The proposal in Massachusetts would authorize the state Health Policy Commission (HPC) to cap prescription drug prices sold in the state for pharmaceutical drugs HPC determines to be “critical” drugs with “significantly high” costs. According to Jeffrey W. Mittleman and Kristin M. Cleary of law firm Holland and Knight, the bill determines which drugs are critical by examining their cost to state run health care programs, current in-state cost, the overall rate of use in Massachusetts, and the cost impact the drug’s price will have on the state health care growth benchmark, which is currently set at 3.6 percent.

The bill also would establish new reporting requirements for drug manufacturers of these critical drugs. Manufacturers would be required to submit data on the cost of production, research and development costs, marketing costs, and the prices charged in other countries and in Massachusetts. Failure to report this data would make the manufacturer subject to fines. If HPC determines the price to be too high, it would be allowed to cap the price the manufacturer can charge for the drug in Massachusetts. This would be determined using the clinical benefits of the drug, the cost to develop the drug, and the prices charged elsewhere.
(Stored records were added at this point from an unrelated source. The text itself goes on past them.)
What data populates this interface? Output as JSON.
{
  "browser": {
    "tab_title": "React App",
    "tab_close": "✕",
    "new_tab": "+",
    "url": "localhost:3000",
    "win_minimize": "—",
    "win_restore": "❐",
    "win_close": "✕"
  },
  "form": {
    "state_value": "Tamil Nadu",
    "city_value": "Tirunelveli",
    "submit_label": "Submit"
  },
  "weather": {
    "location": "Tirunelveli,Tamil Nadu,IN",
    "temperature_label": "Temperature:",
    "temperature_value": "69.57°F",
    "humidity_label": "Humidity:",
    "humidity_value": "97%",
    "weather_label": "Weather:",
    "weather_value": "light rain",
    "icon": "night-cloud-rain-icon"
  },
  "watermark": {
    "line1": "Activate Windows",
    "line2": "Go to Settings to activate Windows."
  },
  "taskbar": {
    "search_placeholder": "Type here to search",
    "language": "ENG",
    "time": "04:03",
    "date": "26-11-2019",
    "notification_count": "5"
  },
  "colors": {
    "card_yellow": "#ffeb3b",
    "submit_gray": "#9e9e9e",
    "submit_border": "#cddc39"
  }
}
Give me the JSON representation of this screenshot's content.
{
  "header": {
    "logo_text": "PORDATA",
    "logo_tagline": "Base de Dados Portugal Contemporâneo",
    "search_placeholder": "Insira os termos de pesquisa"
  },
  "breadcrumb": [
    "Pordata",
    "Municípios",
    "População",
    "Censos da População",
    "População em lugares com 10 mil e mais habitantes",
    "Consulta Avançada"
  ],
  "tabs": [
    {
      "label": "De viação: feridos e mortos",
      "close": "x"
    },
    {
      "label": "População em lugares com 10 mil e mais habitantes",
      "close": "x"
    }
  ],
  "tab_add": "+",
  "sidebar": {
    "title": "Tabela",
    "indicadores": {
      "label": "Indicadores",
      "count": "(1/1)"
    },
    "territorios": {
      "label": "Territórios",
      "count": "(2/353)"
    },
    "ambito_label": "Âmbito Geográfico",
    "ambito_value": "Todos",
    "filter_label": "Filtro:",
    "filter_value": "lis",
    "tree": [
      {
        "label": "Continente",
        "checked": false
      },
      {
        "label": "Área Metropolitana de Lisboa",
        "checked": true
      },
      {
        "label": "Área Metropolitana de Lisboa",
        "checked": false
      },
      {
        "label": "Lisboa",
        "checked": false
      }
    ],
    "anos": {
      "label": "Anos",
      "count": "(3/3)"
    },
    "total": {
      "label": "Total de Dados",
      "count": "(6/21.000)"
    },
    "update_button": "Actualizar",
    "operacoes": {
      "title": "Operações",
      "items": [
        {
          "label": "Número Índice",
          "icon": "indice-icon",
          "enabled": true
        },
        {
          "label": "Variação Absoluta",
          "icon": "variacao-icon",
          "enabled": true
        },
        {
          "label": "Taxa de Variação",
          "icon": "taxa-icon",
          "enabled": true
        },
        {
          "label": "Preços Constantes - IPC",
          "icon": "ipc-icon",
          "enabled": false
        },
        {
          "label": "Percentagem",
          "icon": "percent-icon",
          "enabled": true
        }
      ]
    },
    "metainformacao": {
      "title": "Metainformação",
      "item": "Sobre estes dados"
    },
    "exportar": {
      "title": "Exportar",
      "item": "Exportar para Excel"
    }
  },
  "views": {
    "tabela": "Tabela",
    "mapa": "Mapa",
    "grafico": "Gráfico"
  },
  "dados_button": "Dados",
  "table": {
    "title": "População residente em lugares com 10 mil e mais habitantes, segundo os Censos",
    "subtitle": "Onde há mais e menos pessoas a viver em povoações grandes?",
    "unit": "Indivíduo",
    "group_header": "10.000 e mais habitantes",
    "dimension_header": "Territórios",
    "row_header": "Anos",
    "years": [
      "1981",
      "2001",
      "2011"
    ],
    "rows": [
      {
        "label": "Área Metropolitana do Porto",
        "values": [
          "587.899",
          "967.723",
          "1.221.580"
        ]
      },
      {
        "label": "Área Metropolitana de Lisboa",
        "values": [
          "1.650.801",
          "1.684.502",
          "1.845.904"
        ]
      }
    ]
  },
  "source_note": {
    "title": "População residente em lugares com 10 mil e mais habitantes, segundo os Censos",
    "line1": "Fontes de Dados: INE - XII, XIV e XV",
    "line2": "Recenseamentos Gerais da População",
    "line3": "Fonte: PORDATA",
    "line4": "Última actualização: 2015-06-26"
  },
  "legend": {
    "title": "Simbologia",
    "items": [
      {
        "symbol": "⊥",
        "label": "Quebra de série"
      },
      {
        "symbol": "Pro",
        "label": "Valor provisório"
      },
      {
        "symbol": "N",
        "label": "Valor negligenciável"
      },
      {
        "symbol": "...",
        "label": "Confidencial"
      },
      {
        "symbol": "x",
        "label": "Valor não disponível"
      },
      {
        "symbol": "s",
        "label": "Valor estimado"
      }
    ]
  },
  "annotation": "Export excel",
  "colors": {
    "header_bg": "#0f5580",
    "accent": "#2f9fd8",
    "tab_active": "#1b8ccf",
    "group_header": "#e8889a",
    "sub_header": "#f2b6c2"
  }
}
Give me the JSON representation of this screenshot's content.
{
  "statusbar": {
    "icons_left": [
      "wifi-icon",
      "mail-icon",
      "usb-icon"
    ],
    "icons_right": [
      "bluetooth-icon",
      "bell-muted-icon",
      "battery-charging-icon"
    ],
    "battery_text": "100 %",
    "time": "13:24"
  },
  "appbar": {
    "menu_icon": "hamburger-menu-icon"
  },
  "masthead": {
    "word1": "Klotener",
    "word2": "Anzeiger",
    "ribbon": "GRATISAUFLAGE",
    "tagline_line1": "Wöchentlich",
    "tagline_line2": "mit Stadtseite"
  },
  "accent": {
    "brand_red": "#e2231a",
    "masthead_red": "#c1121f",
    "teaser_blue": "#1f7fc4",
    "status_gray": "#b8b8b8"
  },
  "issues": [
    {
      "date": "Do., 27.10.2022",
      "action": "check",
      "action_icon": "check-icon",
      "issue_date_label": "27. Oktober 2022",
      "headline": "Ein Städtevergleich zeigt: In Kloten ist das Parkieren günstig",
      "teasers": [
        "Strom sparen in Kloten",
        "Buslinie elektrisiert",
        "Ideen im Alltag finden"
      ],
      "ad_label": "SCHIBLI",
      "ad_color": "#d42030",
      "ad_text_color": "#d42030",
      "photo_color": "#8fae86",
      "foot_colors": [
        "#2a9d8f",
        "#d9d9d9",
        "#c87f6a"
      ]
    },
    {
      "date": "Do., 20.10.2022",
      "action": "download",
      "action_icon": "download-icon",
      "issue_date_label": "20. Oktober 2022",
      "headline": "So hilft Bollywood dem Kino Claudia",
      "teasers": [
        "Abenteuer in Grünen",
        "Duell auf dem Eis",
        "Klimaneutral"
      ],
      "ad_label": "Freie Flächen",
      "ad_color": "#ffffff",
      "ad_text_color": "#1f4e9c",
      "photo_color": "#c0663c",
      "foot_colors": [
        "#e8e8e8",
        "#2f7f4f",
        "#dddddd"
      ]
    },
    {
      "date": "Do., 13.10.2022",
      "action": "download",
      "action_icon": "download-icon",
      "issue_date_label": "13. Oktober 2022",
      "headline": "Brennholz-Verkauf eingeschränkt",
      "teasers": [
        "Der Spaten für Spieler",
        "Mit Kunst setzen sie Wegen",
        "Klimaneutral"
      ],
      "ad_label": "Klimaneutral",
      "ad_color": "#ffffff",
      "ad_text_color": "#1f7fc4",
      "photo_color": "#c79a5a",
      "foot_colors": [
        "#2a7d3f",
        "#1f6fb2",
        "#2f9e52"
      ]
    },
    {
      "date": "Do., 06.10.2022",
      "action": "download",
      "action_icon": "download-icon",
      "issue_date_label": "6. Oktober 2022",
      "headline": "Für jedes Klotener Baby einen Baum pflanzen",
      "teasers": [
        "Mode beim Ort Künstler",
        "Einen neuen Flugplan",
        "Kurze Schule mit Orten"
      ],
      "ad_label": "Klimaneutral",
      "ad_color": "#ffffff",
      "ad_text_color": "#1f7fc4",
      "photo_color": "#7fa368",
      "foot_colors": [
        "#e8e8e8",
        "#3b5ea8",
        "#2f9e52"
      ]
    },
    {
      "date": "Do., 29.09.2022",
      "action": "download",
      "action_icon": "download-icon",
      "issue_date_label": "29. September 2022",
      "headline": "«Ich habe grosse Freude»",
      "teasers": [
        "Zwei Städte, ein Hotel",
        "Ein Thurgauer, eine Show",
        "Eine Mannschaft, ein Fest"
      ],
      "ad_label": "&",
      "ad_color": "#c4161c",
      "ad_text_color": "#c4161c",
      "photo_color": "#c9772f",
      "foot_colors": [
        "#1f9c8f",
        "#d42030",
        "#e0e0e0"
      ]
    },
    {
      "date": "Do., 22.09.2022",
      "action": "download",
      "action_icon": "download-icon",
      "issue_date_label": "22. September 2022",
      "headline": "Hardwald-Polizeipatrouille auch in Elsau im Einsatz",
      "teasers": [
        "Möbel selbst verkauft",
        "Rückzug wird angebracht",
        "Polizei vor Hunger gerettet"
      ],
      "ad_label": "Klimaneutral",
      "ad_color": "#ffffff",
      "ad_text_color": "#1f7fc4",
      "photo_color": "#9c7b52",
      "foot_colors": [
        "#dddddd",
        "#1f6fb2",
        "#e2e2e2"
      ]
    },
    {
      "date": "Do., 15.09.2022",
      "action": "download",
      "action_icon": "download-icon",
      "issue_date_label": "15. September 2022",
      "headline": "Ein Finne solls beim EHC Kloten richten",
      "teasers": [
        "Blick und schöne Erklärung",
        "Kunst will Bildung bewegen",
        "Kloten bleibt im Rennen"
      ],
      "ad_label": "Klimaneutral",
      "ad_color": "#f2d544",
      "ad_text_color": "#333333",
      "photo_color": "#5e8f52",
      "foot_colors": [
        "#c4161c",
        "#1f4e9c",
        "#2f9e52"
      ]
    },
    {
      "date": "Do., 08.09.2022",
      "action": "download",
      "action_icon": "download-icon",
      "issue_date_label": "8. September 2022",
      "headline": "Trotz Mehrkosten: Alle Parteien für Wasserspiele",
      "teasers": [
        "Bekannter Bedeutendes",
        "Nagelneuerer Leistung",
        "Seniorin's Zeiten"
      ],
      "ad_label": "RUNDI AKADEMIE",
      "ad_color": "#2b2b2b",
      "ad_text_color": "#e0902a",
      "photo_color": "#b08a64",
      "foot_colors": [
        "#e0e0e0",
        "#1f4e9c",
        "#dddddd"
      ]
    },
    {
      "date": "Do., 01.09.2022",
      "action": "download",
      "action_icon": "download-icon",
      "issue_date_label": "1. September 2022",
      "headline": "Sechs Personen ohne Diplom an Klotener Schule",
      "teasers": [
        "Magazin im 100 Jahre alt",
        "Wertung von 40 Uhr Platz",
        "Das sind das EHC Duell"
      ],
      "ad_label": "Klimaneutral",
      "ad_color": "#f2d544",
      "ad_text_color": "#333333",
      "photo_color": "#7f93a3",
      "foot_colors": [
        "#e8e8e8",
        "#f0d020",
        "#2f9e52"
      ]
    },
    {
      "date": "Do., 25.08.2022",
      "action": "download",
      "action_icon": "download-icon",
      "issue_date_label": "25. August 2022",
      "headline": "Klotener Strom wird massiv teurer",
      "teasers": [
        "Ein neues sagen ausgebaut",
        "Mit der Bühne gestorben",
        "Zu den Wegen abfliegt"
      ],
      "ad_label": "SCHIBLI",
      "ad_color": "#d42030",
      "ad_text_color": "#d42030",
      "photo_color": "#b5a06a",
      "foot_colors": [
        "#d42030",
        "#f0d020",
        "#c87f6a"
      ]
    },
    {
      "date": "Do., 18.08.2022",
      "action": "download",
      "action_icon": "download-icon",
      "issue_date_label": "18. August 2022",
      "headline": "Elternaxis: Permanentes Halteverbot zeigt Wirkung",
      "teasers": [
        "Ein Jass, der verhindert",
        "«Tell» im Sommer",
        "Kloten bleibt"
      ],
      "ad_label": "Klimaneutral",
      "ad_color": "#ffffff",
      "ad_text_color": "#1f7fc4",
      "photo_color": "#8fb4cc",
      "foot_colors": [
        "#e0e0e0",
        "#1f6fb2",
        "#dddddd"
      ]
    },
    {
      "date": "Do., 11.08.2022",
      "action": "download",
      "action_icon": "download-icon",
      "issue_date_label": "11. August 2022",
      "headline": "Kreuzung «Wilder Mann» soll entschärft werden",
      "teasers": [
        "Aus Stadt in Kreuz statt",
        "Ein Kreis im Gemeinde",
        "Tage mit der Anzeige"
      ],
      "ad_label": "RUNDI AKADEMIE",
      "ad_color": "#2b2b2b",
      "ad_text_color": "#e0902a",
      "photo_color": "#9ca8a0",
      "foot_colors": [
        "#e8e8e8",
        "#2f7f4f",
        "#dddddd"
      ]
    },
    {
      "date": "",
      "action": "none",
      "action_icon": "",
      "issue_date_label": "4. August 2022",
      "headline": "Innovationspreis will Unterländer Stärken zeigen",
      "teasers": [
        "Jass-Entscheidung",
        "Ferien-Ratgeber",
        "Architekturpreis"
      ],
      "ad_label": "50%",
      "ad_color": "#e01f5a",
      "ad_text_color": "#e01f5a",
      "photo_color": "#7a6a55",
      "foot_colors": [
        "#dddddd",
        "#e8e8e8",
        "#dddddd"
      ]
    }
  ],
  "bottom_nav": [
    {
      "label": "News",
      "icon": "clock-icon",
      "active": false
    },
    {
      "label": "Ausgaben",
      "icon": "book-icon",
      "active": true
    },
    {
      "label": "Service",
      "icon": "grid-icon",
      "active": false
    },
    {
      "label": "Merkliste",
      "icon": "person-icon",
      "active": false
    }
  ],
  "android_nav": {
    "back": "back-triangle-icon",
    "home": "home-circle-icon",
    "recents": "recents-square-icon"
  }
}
Placing price caps on prescription drugs is unnecessary and counterproductive. A study from the Pioneer Institute for Public Policy Research by Jim Stergios and Gregory Sullivan found prescription drug spending rose “by less than 1 percent annually in Massachusetts between 2010 and 2013.”

Additionally, David Tuerck, John Barrett, Douglas Giuffre, and Zaur Rzakhanov of the Institute for Policy Innovation argue price controls will have two primary effects in a state: All consumers would have fewer new drugs and therapies, and consumers living in states housing a substantial number of pharmaceutical and biotechnology firms, which is the case in Massachusetts, would be negatively affected by reduced research investment.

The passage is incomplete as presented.